Tuesday, February 19, 2008

Vatican clarifies, updates saint making process

The Vatican issued a new guide to saint making on Monday that it hopes will clarify and streamline the process of singling out souls for Catholicism's highest honour.

The instructions for bishops range from identifying possible miracles to more worldly, bureaucratic concerns, like using computers and recording devices to archive testimony about the life a potential saint.

"We're bringing things up to date," said Cardinal Jose Saraiva Martins, who heads the Vatican office for designating saints -- an arduous process which can often span centuries.

The Vatican said the instructions clarify long-standing rules and aim to eliminate confusion at the local level, where bishops start what are known as "causes" for sainthood that later reach the Holy See.

In some cases, dioceses have failed to apply enough rigour when starting causes for sainthood, Martins said.

Critics have long accused the Vatican of being a "saint factory" because of the high number of canonizations and beatifications. Beatification is the last step before sainthood in the Roman Catholic Church.

Despite the updated instructions, the Vatican signaled it still had a strong appetite for saint making. Martins pointed to the record rate at which Pope Benedict has churned out canonizations and beatifications since being elected in 2005.

SAINT FACTORY?

"The causes of beatification haven't fallen. They have instead increased," Martins noted, adding Benedict was particularly "sensitive" to its importance.

Under the pontificate of the late Pope John Paul II, who reigned for nearly 27 years, nearly 1,340 people were beatified and almost 500 canonized -- more than all his predecessors combined since the current procedures began in 1588.

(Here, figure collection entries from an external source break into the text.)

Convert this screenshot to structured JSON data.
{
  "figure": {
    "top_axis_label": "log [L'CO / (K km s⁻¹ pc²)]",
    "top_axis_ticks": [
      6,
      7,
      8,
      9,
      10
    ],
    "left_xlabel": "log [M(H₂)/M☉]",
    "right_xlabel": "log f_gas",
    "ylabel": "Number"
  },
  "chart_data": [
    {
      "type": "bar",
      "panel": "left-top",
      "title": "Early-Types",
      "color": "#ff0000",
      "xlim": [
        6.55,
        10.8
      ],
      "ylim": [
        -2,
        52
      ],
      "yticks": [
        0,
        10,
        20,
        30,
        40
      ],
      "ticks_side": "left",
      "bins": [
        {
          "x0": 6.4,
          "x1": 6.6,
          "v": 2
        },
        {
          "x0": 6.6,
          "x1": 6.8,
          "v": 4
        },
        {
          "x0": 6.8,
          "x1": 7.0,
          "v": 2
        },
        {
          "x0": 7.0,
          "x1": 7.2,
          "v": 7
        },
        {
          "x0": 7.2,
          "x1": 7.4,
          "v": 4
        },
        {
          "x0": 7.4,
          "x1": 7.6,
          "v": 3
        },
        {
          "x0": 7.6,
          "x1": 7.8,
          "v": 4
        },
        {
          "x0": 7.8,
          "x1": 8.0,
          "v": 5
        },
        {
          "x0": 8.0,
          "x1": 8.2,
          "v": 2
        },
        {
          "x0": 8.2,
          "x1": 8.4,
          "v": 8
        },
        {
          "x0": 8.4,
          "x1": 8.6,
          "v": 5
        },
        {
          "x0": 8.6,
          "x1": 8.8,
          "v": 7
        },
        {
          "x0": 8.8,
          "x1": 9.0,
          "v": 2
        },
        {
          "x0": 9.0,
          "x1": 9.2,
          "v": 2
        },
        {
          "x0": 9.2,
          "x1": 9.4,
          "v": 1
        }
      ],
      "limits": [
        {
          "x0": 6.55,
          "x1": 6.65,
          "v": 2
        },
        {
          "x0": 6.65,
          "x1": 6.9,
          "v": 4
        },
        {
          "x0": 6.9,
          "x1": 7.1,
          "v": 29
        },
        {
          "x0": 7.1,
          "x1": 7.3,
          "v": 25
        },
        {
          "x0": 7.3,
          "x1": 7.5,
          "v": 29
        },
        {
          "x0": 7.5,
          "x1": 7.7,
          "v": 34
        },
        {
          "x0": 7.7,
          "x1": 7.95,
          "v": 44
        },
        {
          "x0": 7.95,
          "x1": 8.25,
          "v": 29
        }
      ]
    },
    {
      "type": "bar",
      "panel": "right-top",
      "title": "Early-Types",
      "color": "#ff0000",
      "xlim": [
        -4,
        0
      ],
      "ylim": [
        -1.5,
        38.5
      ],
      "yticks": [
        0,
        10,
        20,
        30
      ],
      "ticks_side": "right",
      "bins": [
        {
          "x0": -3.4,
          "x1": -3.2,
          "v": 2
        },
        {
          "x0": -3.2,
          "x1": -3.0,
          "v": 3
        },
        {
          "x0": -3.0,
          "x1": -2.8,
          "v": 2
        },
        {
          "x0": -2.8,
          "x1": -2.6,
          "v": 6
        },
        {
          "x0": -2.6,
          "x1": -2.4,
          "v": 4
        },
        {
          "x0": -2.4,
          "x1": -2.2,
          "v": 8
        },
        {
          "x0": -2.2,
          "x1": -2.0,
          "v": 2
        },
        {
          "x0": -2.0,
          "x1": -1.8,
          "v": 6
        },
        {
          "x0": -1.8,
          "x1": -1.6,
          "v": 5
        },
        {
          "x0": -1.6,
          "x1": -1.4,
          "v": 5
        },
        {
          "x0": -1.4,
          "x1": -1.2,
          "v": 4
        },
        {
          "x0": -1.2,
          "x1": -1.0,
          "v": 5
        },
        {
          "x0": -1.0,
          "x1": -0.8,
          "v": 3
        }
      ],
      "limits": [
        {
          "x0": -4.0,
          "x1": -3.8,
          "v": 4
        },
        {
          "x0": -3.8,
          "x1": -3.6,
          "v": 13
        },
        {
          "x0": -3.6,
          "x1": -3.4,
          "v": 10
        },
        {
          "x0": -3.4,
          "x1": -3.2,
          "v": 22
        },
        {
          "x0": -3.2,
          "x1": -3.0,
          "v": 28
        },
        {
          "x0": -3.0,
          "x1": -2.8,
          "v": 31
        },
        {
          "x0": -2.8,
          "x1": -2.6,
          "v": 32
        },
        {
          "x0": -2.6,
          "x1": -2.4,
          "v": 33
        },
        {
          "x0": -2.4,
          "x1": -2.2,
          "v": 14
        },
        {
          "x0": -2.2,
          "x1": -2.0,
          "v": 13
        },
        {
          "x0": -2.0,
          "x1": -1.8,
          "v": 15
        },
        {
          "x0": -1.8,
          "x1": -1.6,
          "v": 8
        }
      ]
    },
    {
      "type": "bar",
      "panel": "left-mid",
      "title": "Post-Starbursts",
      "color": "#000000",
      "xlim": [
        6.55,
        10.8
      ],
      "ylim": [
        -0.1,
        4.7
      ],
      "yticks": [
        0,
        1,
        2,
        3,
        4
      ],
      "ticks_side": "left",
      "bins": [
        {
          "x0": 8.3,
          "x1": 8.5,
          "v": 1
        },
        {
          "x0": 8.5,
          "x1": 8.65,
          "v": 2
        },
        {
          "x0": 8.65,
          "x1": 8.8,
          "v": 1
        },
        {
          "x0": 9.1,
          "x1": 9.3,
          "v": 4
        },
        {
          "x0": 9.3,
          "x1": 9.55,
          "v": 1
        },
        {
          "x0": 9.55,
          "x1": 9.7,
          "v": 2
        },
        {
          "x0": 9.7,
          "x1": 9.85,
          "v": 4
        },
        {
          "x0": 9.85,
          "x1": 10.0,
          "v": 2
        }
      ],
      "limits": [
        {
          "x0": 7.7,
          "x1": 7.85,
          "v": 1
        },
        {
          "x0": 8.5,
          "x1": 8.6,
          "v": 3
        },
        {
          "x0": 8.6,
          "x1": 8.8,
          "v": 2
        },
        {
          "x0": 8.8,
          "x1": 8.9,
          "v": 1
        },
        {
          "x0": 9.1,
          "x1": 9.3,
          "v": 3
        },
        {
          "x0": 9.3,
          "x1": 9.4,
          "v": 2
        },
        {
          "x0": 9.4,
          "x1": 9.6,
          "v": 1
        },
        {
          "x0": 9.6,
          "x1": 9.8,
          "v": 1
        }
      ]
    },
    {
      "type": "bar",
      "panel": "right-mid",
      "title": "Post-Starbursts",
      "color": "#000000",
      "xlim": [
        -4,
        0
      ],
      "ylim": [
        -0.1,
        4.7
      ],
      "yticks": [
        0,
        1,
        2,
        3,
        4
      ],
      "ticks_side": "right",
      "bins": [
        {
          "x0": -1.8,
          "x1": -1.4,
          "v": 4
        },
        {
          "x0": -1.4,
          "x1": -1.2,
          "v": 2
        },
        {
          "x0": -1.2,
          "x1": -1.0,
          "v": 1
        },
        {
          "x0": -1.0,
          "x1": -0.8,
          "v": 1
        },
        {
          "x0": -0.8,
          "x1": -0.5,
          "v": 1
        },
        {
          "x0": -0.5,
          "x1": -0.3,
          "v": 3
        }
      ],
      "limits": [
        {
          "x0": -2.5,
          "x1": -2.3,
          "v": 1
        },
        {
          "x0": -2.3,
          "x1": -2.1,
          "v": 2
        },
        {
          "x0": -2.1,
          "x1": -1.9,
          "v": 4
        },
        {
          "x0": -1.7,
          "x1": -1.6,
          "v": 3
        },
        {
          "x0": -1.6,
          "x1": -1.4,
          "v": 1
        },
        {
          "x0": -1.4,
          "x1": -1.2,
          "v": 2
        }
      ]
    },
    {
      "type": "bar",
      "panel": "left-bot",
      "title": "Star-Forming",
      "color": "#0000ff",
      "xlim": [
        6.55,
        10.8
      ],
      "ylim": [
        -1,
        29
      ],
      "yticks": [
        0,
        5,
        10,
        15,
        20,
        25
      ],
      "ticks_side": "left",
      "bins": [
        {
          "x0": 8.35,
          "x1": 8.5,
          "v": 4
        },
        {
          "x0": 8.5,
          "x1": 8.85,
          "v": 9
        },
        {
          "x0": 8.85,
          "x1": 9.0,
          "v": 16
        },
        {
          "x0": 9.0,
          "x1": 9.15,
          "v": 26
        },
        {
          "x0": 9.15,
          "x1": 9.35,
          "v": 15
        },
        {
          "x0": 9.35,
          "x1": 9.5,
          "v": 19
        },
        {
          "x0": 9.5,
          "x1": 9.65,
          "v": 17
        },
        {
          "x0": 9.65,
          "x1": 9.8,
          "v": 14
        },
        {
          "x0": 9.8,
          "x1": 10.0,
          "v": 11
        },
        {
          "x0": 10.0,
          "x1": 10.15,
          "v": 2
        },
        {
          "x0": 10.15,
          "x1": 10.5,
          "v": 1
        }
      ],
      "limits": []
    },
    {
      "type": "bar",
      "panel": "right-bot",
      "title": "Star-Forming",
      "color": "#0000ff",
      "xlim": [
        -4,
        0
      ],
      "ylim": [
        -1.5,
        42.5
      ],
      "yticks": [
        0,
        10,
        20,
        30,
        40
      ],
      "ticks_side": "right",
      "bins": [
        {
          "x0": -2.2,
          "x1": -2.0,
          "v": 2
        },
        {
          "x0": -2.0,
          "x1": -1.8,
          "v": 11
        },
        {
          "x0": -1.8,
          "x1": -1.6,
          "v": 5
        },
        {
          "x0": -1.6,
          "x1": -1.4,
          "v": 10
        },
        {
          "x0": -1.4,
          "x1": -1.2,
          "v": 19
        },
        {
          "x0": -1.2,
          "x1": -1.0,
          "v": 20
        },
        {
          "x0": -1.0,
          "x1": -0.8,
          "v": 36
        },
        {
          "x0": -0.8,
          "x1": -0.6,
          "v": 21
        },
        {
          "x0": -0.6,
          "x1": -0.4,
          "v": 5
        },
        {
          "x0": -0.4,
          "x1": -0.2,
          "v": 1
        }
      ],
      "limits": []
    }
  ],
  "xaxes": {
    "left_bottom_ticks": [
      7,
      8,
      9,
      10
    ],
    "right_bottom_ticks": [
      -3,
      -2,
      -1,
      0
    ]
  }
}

Benedict's brief papacy has already overseen nearly a third of that combined total, with 577 canonizations and beatifications, Martins said.

Benedict has also twice bent the rules to speed along the saint-making process, a procedure which normally cannot even start until five years after the death of a potential candidate.

Last week, the Pope waved the five-year rule for Sister Lucia Dos Santos, the last of three shepherd children who said they had seen the Madonna at Fatima in Portugal in 1917.

Lucia, who said she had a vision foretelling the attempted assassination of John Paul in 1981, died in 2005 aged 97.

Benedict also bent the rules for John Paul, whose sainthood process was begun by the Rome archdiocese about six weeks after he died in 2005.

Martins denied that Benedict might also dispense with the standard review on the third anniversary of John Paul's death and declare him a saint -- as many of his followers might like.

"No," Martins told reporters with a grin. "I think that is not very probable".